Schumer apologizes for using offensive term to describe children with intellectual disabilities
(CNN) -- Senate Majority Leader Chuck Schumer has apologized for calling children with intellectual disabilities "retarded" after receiving criticism for using the term, which is medically outdated and offensive to many.
Responding to a question during a virtual podcast with OneNYCHA on what Congress is doing to combat homelessness exacerbated by the coronavirus pandemic, the New York Democrat was discussing funding to provide affordable housing and the need for mental health assistance when he used the term.
"When I first was an assemblyman, they wanted to build a congregate living place for retarded children," he said Sunday when a host described resistance to efforts to build housing for the homeless. "The whole neighborhood was against it. These are harmless kids, they just needed some help. We got it done, took a while."

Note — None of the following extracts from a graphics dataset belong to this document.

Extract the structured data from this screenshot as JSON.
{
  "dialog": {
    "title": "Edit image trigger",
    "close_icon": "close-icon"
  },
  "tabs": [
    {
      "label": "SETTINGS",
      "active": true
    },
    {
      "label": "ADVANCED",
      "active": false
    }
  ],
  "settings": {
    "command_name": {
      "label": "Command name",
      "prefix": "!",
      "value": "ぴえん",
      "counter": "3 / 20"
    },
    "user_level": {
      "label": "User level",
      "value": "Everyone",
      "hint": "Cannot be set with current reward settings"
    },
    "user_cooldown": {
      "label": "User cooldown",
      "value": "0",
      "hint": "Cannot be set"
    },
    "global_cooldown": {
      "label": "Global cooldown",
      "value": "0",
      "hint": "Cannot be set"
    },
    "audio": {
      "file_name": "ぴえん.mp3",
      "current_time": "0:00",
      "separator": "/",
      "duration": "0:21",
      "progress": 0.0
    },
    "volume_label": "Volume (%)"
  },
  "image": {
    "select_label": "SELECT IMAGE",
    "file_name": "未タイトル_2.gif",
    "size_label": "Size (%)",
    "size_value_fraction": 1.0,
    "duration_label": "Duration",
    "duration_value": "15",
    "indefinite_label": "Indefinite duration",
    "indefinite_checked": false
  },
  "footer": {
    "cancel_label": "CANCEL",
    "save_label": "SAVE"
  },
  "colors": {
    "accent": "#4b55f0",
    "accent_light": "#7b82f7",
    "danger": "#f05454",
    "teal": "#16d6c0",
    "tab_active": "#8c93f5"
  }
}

A spokesman for Schumer told CNN in a statement that the New York Democrat is "sincerely sorry for his use of the outdated and hurtful language."
"For decades, Sen. Schumer has been an ardent champion for enlightened policy and full funding of services for people with intellectual and developmental disabilities," the spokesperson said Wednesday. "He used an inappropriate and outdated word in his description of an effort he supported that was led by the AHRC to build a group home in his Brooklyn district decades ago to provide housing and services to children with developmental disabilities."
The American Psychiatric Association, which publishes the Diagnostic and Statistical Manual of Mental Disorders, as well as the American Association on Intellectual and Developmental Disabilities, have stopped using the term "mental retardation" because of stigma surrounding it and instead uses the term "intellectual disability." The American Psychological Association has also stopped.
The Arc of the United States, an organization advocating for people with intellectual and developmental disabilities, says it dropped "retarded" from variations of its name because the term became "pejorative, derogatory, and demeaning in usage." AHRC, previously known as the Association for the Help of Retarded Children, also dropped the term from its name but still uses the acronym, according to its website.
Schumer's comments were criticized on social media and by the GOP, including the Republican Party of New York.
"Shame on @SenSchumer for using a derogatory, offensive term to refer to disabled children," they wrote on Twitter.
CORRECTION: An earlier version of this story misstated the publisher of the Diagnostic and Statistical Manual of Mental Disorders. It's the American Psychiatric Association.